I agree with your points made about PEs ‘far away’ from unity. But if you expect a large deviation, IMHO the study should be powered for that – and not concealed by ‘overpowering’ for an unrealistic PE. The ‘old’ EU guideline was pretty specific (3.1 Design c):


The number of subjects required is determined by

  1. the error variance associated with the primary characteristic to be studied as estimated from a pilot experiment, from previous studies or from published data,
  2. the significance level desired,
  3. the expected deviation from the reference product compatible with bioequivalence (∆) and
  4. the required power.

Unfortunately the current guideline (4.1.3 Subjects / Number of subjects) reduced this section to :blahblah::


The number of subjects to be included in the study should be based on an appropriate sample size calculation.
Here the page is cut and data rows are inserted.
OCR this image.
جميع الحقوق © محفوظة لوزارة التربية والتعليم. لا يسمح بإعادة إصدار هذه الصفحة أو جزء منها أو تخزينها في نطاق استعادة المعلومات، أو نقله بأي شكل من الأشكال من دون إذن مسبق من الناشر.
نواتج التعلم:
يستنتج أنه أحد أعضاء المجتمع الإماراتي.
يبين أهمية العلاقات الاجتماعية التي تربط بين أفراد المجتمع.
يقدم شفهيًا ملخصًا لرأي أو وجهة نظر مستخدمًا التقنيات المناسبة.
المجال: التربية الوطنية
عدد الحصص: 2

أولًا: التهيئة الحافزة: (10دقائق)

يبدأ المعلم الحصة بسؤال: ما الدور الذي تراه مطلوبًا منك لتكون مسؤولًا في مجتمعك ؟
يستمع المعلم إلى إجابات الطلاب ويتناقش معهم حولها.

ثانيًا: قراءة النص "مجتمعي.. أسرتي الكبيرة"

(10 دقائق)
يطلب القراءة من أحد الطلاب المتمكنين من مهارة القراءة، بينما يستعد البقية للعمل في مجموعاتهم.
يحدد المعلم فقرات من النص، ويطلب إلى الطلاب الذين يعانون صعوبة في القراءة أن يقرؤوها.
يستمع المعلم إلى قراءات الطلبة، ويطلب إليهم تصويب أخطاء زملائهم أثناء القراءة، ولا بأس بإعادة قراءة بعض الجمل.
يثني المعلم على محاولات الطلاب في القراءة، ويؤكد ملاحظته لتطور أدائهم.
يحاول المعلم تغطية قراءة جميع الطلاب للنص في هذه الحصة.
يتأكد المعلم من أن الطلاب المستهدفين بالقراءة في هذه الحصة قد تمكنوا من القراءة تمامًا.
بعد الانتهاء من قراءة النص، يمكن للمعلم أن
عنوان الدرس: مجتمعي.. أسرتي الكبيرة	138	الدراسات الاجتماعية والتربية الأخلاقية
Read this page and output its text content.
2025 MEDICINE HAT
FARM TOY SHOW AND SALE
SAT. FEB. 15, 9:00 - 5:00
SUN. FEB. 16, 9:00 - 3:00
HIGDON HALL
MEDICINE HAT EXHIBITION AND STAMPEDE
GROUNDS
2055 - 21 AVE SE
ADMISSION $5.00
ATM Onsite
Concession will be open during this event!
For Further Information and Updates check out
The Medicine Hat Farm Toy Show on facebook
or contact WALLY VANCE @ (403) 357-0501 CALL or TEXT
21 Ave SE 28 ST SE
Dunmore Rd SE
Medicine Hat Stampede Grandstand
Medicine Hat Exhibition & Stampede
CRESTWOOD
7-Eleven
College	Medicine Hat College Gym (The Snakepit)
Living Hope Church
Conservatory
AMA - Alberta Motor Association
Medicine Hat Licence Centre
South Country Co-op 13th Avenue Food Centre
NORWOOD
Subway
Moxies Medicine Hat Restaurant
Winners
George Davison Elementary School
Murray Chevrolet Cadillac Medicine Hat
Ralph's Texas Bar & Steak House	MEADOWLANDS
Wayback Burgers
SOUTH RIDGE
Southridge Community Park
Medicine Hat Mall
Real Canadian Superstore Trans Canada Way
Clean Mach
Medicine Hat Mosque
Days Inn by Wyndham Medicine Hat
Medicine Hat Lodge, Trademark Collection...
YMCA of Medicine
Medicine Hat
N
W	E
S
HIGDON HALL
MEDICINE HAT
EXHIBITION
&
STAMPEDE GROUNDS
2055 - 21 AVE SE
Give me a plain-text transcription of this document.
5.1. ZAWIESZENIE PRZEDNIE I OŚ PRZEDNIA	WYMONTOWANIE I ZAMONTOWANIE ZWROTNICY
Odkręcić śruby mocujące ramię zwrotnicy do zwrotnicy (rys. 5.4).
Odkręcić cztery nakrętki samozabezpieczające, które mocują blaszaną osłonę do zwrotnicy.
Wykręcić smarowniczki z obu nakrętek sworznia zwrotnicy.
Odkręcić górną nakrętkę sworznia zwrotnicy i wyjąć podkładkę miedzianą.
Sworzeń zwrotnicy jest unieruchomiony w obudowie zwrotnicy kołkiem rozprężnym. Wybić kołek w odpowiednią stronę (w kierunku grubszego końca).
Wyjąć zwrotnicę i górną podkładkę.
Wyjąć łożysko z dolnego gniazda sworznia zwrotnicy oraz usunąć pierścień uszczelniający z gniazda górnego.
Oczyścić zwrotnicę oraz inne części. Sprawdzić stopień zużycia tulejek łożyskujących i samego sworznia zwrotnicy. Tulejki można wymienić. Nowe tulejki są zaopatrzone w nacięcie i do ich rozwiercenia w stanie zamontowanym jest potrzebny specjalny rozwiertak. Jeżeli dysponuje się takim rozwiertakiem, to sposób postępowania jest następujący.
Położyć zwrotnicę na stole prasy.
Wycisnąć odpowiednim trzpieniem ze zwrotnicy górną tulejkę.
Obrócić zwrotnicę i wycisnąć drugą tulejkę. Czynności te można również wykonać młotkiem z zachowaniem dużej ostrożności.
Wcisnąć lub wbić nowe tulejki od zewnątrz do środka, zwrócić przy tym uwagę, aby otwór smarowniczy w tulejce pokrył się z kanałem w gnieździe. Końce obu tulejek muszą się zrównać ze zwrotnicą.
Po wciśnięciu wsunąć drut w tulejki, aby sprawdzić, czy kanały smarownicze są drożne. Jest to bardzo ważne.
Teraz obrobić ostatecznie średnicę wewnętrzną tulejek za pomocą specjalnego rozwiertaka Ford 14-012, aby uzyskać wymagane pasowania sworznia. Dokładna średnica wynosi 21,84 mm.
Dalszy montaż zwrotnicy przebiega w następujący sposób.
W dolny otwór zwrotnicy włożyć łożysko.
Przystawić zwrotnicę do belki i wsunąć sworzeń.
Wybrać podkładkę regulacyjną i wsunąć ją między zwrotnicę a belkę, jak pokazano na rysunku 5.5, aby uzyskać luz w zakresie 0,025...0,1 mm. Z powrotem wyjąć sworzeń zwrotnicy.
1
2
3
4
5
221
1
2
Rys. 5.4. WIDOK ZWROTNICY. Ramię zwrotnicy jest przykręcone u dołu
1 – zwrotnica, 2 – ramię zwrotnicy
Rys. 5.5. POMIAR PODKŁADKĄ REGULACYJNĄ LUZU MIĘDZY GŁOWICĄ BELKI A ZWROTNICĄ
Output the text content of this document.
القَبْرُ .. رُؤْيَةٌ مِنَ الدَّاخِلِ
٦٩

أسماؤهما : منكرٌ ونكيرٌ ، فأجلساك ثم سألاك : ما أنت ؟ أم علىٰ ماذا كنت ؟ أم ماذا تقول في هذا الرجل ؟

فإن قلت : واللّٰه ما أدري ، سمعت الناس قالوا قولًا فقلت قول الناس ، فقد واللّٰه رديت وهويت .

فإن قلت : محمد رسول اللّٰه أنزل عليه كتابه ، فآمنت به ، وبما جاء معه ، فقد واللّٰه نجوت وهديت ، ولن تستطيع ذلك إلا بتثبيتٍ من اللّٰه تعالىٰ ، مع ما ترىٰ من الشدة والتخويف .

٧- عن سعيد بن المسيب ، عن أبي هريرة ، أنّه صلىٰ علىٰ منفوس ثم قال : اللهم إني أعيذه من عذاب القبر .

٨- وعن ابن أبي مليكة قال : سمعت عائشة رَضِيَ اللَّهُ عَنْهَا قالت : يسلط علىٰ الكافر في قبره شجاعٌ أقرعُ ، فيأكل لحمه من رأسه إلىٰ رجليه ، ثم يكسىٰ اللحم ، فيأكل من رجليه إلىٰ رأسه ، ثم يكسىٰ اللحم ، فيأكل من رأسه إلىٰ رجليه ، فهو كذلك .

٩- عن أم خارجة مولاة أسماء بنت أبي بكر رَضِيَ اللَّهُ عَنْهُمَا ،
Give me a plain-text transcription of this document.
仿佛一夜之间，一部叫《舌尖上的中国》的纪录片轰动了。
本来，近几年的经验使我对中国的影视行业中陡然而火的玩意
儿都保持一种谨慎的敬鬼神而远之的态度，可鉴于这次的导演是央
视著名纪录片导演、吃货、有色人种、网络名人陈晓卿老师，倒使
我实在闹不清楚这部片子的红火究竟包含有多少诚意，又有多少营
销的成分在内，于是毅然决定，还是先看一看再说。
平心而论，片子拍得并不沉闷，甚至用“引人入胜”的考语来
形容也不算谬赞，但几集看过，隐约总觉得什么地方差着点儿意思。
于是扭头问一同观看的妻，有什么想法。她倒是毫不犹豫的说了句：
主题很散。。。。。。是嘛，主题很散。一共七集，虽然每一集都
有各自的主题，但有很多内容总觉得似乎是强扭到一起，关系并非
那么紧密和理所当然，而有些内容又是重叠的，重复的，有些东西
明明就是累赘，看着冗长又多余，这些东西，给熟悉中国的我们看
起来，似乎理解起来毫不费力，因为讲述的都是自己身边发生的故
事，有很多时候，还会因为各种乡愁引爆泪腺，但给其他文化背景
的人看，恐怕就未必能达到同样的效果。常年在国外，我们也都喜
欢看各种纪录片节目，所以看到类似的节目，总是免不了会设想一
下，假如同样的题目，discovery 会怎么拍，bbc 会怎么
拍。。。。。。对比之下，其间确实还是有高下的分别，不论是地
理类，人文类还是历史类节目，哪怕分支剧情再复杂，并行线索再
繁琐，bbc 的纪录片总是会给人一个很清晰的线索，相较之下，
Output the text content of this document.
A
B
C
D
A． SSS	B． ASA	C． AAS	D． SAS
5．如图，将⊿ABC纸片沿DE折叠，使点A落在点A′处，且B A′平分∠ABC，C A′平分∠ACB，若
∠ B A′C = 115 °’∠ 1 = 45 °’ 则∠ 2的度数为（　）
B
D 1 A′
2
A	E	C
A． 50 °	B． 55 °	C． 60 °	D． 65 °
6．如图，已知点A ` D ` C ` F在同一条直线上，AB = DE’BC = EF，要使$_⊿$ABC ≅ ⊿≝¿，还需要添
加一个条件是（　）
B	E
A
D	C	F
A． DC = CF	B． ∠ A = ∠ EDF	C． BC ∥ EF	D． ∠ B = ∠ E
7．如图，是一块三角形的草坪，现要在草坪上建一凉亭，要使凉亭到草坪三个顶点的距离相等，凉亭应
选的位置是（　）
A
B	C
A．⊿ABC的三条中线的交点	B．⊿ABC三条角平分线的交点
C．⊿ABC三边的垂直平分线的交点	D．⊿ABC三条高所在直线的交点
❝ There is a certain risk that the regulatory authority could refuse a marketing authorisation because only by overpowering the study became acceptable.


I wouldn’t expect that. BE is solely defined by inclusion of the CI within the acceptance range. I’m only concerned whether regulators might not accept the protocol – that’s where the term ‘forced BE’ has its place.

See also FDA’s guidance, Appendix C (though speaking about PBE and IBE, ∆ ≤5% is suggested):

Sample sizes for average BE should be obtained using published formulas. Sample sizes for population and individual BE should be based on simulated data. The simulations should be conducted using a default situation allowing the two formulations to vary as much as 5% in average BA with equal variances and certain magnitude of subject-by-formulation interaction. The study should have 80 or 90% power to conclude BE between these two formulations. Sample size also depends on the magnitude of variability and the design of the study. Variance estimates to determine the number of subjects for a specific drug can be obtained from the biomedical literature and/or pilot studies.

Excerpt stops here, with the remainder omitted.